おくりびとの日記

数多くの仏様を成仏させた「おくりびと」が、お葬式の出会いを綴ります。終活の参考になれば幸いです。

喪主様の選び方と役割は

「喪主様はどなたがなさいますか」お葬式の打合せを始める時に葬儀屋が必ず確かめます。喪主が必要なのは様々なお葬式の内容を最終的に決定する役割があるからです。いわば、お葬式というイベントの現場監督であり最終責任者なのです。葬儀内容で違う見解が出た場合は喪主に決定権があります。お寺の連絡や親戚へ訃報を知らせるのも喪主の仕事です。


喪主の決め方で重要視されるのが故人とのつながりです。夫婦は相手が死去したら、その配偶者がなるのが一般的です。配偶者がすでに亡くなるか、高齢や病気の場合は男系男子が喪主を務めます。昔はその家の家督を継ぐという意味で長男か直系男子から選ばれました。男系がいない時は直系女子又は他家に嫁いだ娘もなることがあります。故人に家族がいない場合は故人の兄弟姉妹か親しかった友人が喪主をすることも可能です。喪主は1人だけと限定する必要はありません。法律では祭祀継承者(家を祀る行事を受け継ぐ人)は1人と定められていますが、兄弟全員が喪主を務めた複数人の喪主も過去にはありました。

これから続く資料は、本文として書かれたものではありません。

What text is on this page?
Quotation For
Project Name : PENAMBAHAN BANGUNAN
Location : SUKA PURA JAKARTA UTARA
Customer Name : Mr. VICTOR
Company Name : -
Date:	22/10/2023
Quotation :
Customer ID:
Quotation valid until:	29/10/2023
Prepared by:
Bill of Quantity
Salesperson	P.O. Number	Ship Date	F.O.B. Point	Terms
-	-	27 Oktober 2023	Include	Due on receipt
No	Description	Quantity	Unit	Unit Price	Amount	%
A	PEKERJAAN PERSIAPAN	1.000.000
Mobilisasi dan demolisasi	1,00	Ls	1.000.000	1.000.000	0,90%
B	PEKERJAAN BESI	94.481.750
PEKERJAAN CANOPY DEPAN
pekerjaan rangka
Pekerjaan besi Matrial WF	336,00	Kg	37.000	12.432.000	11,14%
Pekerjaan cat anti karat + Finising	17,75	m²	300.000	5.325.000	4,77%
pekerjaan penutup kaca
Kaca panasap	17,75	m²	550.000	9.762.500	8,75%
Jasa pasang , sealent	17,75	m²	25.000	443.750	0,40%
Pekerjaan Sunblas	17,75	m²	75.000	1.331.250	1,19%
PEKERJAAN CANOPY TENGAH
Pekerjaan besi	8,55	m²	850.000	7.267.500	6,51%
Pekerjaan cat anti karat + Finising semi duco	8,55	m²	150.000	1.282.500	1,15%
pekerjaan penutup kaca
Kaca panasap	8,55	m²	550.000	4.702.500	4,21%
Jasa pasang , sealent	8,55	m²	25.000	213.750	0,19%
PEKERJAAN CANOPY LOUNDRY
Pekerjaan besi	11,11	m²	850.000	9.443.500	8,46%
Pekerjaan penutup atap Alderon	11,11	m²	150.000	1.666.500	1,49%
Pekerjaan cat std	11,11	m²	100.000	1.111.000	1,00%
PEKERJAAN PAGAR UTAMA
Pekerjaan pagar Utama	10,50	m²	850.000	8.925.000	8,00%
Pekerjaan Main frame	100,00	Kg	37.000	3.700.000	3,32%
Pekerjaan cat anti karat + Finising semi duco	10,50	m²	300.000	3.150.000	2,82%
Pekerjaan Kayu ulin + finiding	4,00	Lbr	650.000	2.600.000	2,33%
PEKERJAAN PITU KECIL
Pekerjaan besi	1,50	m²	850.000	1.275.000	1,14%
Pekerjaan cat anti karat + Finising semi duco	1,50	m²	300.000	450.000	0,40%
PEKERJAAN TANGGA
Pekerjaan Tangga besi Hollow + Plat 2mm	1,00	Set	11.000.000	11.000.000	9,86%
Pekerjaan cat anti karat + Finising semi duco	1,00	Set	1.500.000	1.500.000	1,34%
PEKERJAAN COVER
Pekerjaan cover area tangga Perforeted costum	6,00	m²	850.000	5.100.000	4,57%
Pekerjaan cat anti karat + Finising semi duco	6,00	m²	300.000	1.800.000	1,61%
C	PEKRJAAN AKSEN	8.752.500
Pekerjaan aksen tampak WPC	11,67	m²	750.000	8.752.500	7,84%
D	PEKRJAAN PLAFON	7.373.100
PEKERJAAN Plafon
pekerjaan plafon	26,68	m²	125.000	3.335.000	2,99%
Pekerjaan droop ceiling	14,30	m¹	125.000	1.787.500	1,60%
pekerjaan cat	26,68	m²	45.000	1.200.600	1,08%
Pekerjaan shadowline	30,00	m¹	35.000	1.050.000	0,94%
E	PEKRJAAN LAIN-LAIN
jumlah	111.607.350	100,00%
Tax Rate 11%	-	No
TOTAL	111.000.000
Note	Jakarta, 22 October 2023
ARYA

喪主という言葉の他に施主という言い方をすることがあります。喪主は葬儀全般を仕切る役割ですし、施主は「お布施を払う人」という意味でお葬式の費用を負担する役割になります。昔は成人前の長男などの若輩者が喪主を務める場合は、親戚の年長者を施主に立てる事がありました。近年では施主と言う言葉が無くなり喪主が費用負担者も兼ねています。


お葬式当日の喪主の役割で重要なのは開式前の準備や最終確認です。お葬式に慣れていない喪主様は、よく受け付けや玄関前に出て参列者への挨拶をされています。これが困るのです。出来れば祭壇前の喪主席から動かないで欲しいのです。受け付けなどの実務は家族や親戚の世話役にお任せしてください。開式前に次々と届く弔電の確認と読み上げ順とか、供花の並び順と名札の確認そして到着したお坊様にお布施を渡す大事な仕事があるのです。


昔からの慣習として、喪主からは弔問客のお出迎えやお見送りはしないと言われています。そしてどの弔問客にも平等に対応して、全員に同じ態度で挨拶するのがマナーと言われています。例えば自分より上司や目上の方が参列しても、喪主はお葬式の主催者ですので、いちいち挨拶に行かずに弔問を受けることに専念してください。弔問客からお悔やみの言葉をいただいた時は丁寧にお礼を述べます。「お忙しい中をお運びいただきまして、恐れ入ります」などが一例です。帰る時は軽く黙礼で対応します。忌中ですから「あまり余計な事は他人には喋らないように」と葬儀の席に慣れた年長者は釘を刺すこともあります。


皆様に謝辞を述べるのも喪主の重要な役割です。この頃は霊柩車の前で出棺時に御礼の挨拶をする方が多くなっています。皆様、挨拶に悩まれますが、決められた文面があるので心配無用です。どうしてもやりたくない方は葬儀屋が代行することも可能です。「喪主様がご挨拶の予定でしたが、突然の事で未だお気持ちの整理がつきませんので、代行させていただきます」とマイクを代わります。自分の言葉で胸の内を綴る内容も参列者の心を打ちますからお勧めです。無事に挨拶をされた喪主様は「良い人生の経験が出来た」と言われます。挨拶や弔問の対応に慌てないように事前にマナー集などを確認しておくと安心です。


始まるまで、会場の席次、供花の位置、弔電の順番など次々と確認事項が出てきます。そして忘れない事は精進落としの席で参列された皆様の労をねぎらうことも大事な役割です。本日の喪主様もメモを片手に何かブツブツと言っています。必死で挨拶を暗記中なのです。